第4回金融モニタリング有識者会議議事要旨

  • 1.日時平成28年11月22日(火)15時30分~17時00分

  • 2.場所中央合同庁舎第7号館9階 共用会議室3

  • 3.議事内容

事務局による資料説明に続いて、以下のような議論が行われた。(資料は別掲)

  • 金融庁がこれまで行ってきた検査・監督の見直しの取組みに関しては、メンバーから幅広い支持があった。そのうえで、以下のような意見があった。

  • まず、<何をどう見るか>に関して、以下のような意見が示された。

    • 全般に亘る話として、金融機関単体ではなく子会社まで含めた金融グループ全体を見る視点を定着させるべき。
    • 金融機関の取引先の評価については、財務面の評価が純資産中心からキャッシュフロー中心となるように見直すべき、財務・事業と並んで地域における雇用や商流等の企業の存在意義等も評価しているかみるべき。
    • ビジネスモデルやガバナンスを含めた議論をする際は、金融機関の目標設定・業績評価・人事評価体系やカルチャー・企業風土をしっかり把握することが有効。
    • 金融システムの潜在的なリスクの分析では、グローバルベースのインフォーマルな情報をどれだけ入手できるかというのが大事。
    • 業態別モニタリングチームについては、メガバンクも国内業務は地域銀行と同様のビジネスであることを踏まえて見ていく必要。
    • 環境変化への対応やフォーワードルッキングなリスクの把握と対応、すぐれた業務運営というのは、経営そのものであり、金融機関の経営・経営者そのものを評価するという意識を強く持ったほうがよい。経費の配分には経営が表れており、モニタリングするべき。
    • 今見えていないリスクをどう見つけていくかというのも重要。そのためには、検査で幅広く収集したミクロの情報を総合して未知のリスクを検証することも重要。
  • <いつ誰がモニタリングを行うか>に関しては、オン・オフの組み合わせや重点的に検査を行う先の選定が重要であり、金融機関の健全性と課題の大小によってメリハリをつけてはどうか、外国当局のように、金融機関の監査に当たる公認会計士等、民間の力を活用して検査・監督の実効性を高めることも考えられるといった意見が示された。

  • <結果をどう伝えるか>に関しては、執行陣とだけ話すのではなく社外取締役等との対話も重要との意見が示された。

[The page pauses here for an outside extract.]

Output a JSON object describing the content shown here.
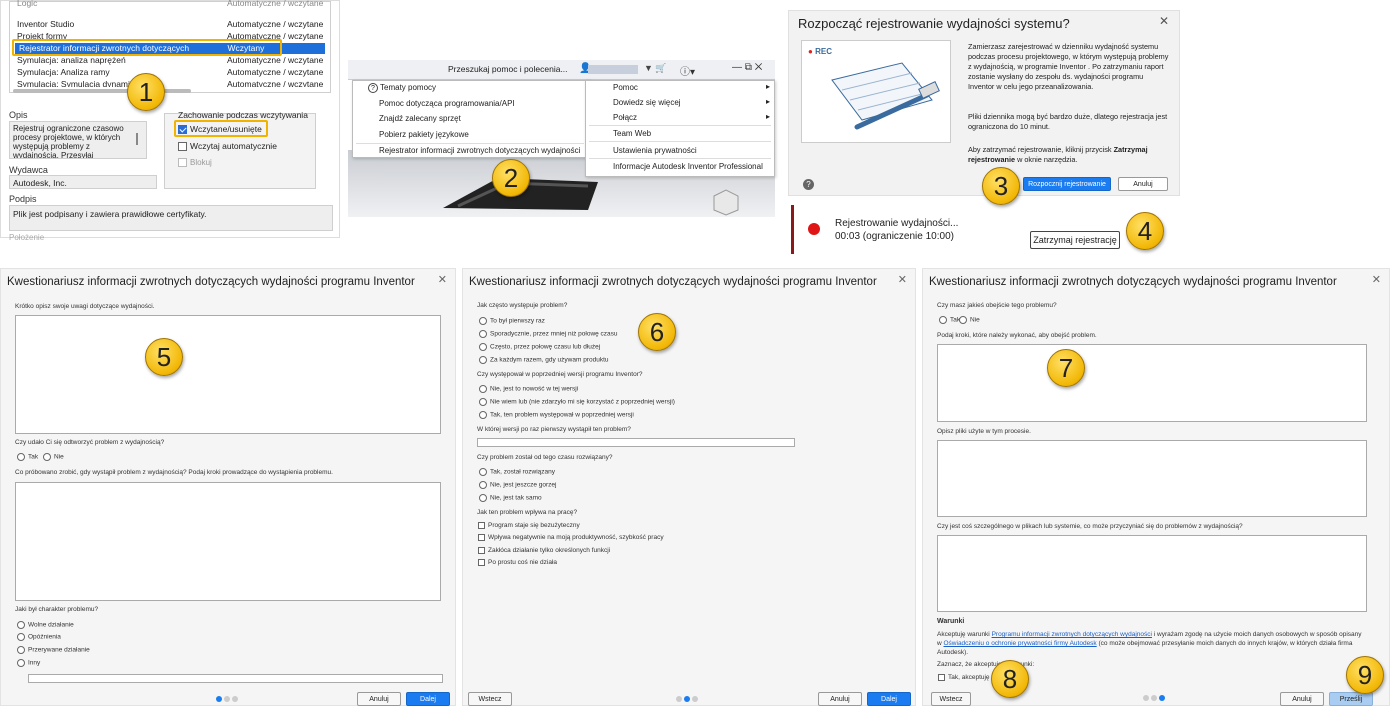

  • 新しいモニタリングを進めていくためには、組織の在り方について、オン・オフ一体の下で検査・監督の一体化や、国際部門と国内部門の一体化も進めていくほうがよいのではないかとの意見があった。また、これに関連して、国内の知見に基づく提言を国際的に行っていくことが重要との意見が示された。

  • また、人材面での対応のうち職員に必要なスキルについては、質問力や政策意図の説得力、マクロ経済や技術革新等の大局観、事業再生の基礎知識などが挙げられた。また、採用・研修・人事のあり方については、以下のような意見が示された。

    • 優秀な人材の採用が最も重要であり、そのためには夢の持てる魅力的な組織作りが必要。
    • 新しいモニタリングの考え方やものの見方、ビジネスモデルに関する議論のやり方等を具体的に職員にインプットしていく必要。
    • 地域金融機関と対話をしていくには、金融の知識を高めるだけでなく信頼関係が不可欠。そのためには、例えば地域や地域金融機関自身の歴史をよく理解することも有効。
  • また、次回本格的に議論する予定の金融検査マニュアル・監督指針については、一律のルールブックとならないよう工夫しつつ対話のツールとして組みなおすとか、より簡潔にプリンシプルベースにして多様性を許容できるものにすべきとの意見が示された。